La prima vera azione da Milan si vede subito dopo col movimento fuori di Cutrone sul filtrante e l'appoggio di prima per Rodriguez, fermato per fuorigioco dubbio, mentre Borini accompagna all'interno e allontana il marcatore. Borini arretra da mezzala in fase di non possesso ma il Milan si schiaccia presto. E da questo difetto di posizione nasce il secondo gol della Lazio. L'azione collettiva è splendida, ma nessun centrocampista rossonero esce su Parolo che porta palla, nonostante l'aiuto di Borini, Lulic tocca palla a sinistra poi si sposta a destra e crossa poi mentre la difesa arretra verso la propria area, e Rodriguez non guarda alle sue spalle. Con la difesa schierata, però, Calabria segue Luis Alberto, che riceve da Lulic sul centro sinistra, e continua a correre verso il centro dell'area. L'effetto è perfettamente riuscito. Sul cross verso il secondo palo, deve andare Bonucci a tappare il buco ma è in ritardo: la girata di Immobile, indisturbato, è da applausi.

La Lazio dilaga.

L'avvio del secondo tempo è una mazzata. Il Milan si spacca, il centrocampo non torna, e sull'appoggio di Lulic, che tocca più palloni di tutti i compagni, in area per Parolo nessuno chiude. Musacchio stringe sul centrocampista che di tacco libera Immobile, senza più la copertura di Bonucci: quarto tiro, terzo gol e 3-0.

Ma non gli basta. Passano due minuti e rifinisce un contropiede da manuale per Luis Alberto. Fra difesa e centrocampo del Milan passano 30 metri, Calabria sempre in affanno e troppe volte fuori posizione può fare poco per evitare il poker.

L'ingresso di Kalinic e Calhanoglu per Cutrone e Borini restituisce al Milan almeno un po' di spinta d'orgoglio. Il turco si vede respingere una punizione dalla barriera, Montolivo rimane in area e con Bastos sppena in ritardo nello staccarsi dalla barriera e chiudere la linea di tiro fa 4-1.

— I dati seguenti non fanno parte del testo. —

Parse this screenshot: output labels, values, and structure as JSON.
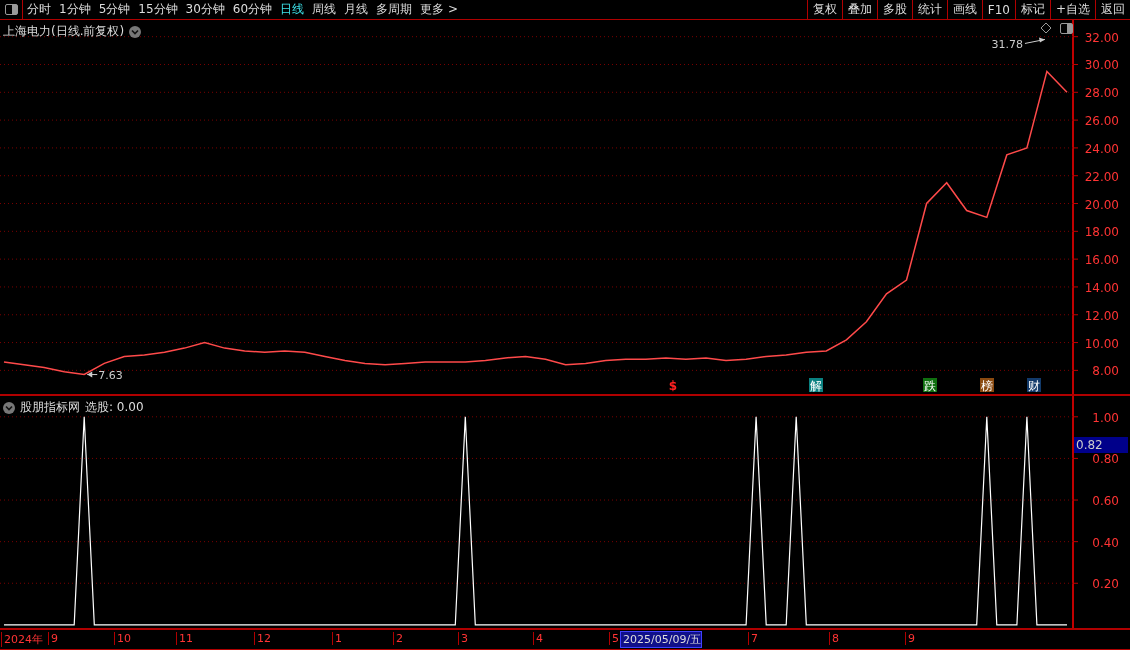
{
  "toolbar": {
    "periods": [
      {
        "label": "分时",
        "selected": false
      },
      {
        "label": "1分钟",
        "selected": false
      },
      {
        "label": "5分钟",
        "selected": false
      },
      {
        "label": "15分钟",
        "selected": false
      },
      {
        "label": "30分钟",
        "selected": false
      },
      {
        "label": "60分钟",
        "selected": false
      },
      {
        "label": "日线",
        "selected": true
      },
      {
        "label": "周线",
        "selected": false
      },
      {
        "label": "月线",
        "selected": false
      },
      {
        "label": "多周期",
        "selected": false
      },
      {
        "label": "更多 >",
        "selected": false
      }
    ],
    "buttons": [
      "复权",
      "叠加",
      "多股",
      "统计",
      "画线",
      "F10",
      "标记",
      "+自选",
      "返回"
    ]
  },
  "main_panel": {
    "title": "上海电力(日线.前复权)",
    "chart_data": {
      "type": "line",
      "grid": true,
      "series": [
        {
          "color": "#ff4a4a",
          "values": [
            8.6,
            8.4,
            8.2,
            7.9,
            7.7,
            8.5,
            9.0,
            9.1,
            9.3,
            9.6,
            10.0,
            9.6,
            9.4,
            9.3,
            9.4,
            9.3,
            9.0,
            8.7,
            8.5,
            8.4,
            8.5,
            8.6,
            8.6,
            8.6,
            8.7,
            8.9,
            9.0,
            8.8,
            8.4,
            8.5,
            8.7,
            8.8,
            8.8,
            8.9,
            8.8,
            8.9,
            8.7,
            8.8,
            9.0,
            9.1,
            9.3,
            9.4,
            10.2,
            11.5,
            13.5,
            14.5,
            20.0,
            21.5,
            19.5,
            19.0,
            23.5,
            24.0,
            29.5,
            28.0
          ]
        }
      ],
      "yticks": [
        {
          "value": 8,
          "label": "8.00"
        },
        {
          "value": 10,
          "label": "10.00"
        },
        {
          "value": 12,
          "label": "12.00"
        },
        {
          "value": 14,
          "label": "14.00"
        },
        {
          "value": 16,
          "label": "16.00"
        },
        {
          "value": 18,
          "label": "18.00"
        },
        {
          "value": 20,
          "label": "20.00"
        },
        {
          "value": 22,
          "label": "22.00"
        },
        {
          "value": 24,
          "label": "24.00"
        },
        {
          "value": 26,
          "label": "26.00"
        },
        {
          "value": 28,
          "label": "28.00"
        },
        {
          "value": 30,
          "label": "30.00"
        },
        {
          "value": 32,
          "label": "32.00"
        }
      ],
      "ylim": [
        6.3,
        33.2
      ],
      "annotations": [
        "31.78",
        "7.63"
      ]
    },
    "events": [
      {
        "label": "$",
        "kind": "plain",
        "color": "#ff2020"
      },
      {
        "label": "解",
        "kind": "badge",
        "color": "#0a8080"
      },
      {
        "label": "跌",
        "kind": "badge",
        "color": "#107010"
      },
      {
        "label": "榜",
        "kind": "badge",
        "color": "#8a4a10"
      },
      {
        "label": "财",
        "kind": "badge",
        "color": "#123a6a"
      }
    ]
  },
  "indicator_panel": {
    "name": "股朋指标网",
    "reading": "选股: 0.00",
    "cursor_value": "0.82",
    "chart_data": {
      "type": "line",
      "grid": true,
      "ylim": [
        -0.015,
        1.1
      ],
      "series": [
        {
          "color": "#ffffff",
          "values": [
            0,
            0,
            0,
            0,
            0,
            0,
            0,
            0,
            1,
            0,
            0,
            0,
            0,
            0,
            0,
            0,
            0,
            0,
            0,
            0,
            0,
            0,
            0,
            0,
            0,
            0,
            0,
            0,
            0,
            0,
            0,
            0,
            0,
            0,
            0,
            0,
            0,
            0,
            0,
            0,
            0,
            0,
            0,
            0,
            0,
            0,
            1,
            0,
            0,
            0,
            0,
            0,
            0,
            0,
            0,
            0,
            0,
            0,
            0,
            0,
            0,
            0,
            0,
            0,
            0,
            0,
            0,
            0,
            0,
            0,
            0,
            0,
            0,
            0,
            0,
            1,
            0,
            0,
            0,
            1,
            0,
            0,
            0,
            0,
            0,
            0,
            0,
            0,
            0,
            0,
            0,
            0,
            0,
            0,
            0,
            0,
            0,
            0,
            1,
            0,
            0,
            0,
            1,
            0,
            0,
            0,
            0
          ]
        }
      ],
      "yticks": [
        {
          "value": 0.2,
          "label": "0.20"
        },
        {
          "value": 0.4,
          "label": "0.40"
        },
        {
          "value": 0.6,
          "label": "0.60"
        },
        {
          "value": 0.8,
          "label": "0.80"
        },
        {
          "value": 1.0,
          "label": "1.00"
        }
      ]
    }
  },
  "x_axis": [
    {
      "label": "2024年",
      "highlighted": false
    },
    {
      "label": "9",
      "highlighted": false
    },
    {
      "label": "10",
      "highlighted": false
    },
    {
      "label": "11",
      "highlighted": false
    },
    {
      "label": "12",
      "highlighted": false
    },
    {
      "label": "1",
      "highlighted": false
    },
    {
      "label": "2",
      "highlighted": false
    },
    {
      "label": "3",
      "highlighted": false
    },
    {
      "label": "4",
      "highlighted": false
    },
    {
      "label": "5",
      "highlighted": false
    },
    {
      "label": "2025/05/09/五",
      "highlighted": true
    },
    {
      "label": "7",
      "highlighted": false
    },
    {
      "label": "8",
      "highlighted": false
    },
    {
      "label": "9",
      "highlighted": false
    }
  ]
}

Calhanoglu tende ad accentrarsi molto, è uno dei motivi per cui Montella gli ha preferito Borini, ma con una Lazio che adesso si abbassa di più e difende praticamente a cinque, può aiutare la densità nel corridoio centrale. Il Milan ormai non c'è più in difesa e la leggerezza di Bonucci, puntato in velocità da Immobile, racconta lo stato mentale e tattico della squadra. L'espulsione di Parolo adombra appena la gran partita di una Lazio affiatata, che ha coperto molto meglio gli spazi. Il Milan, con troppi elementi nuovi, affonda al primo vero test della stagione.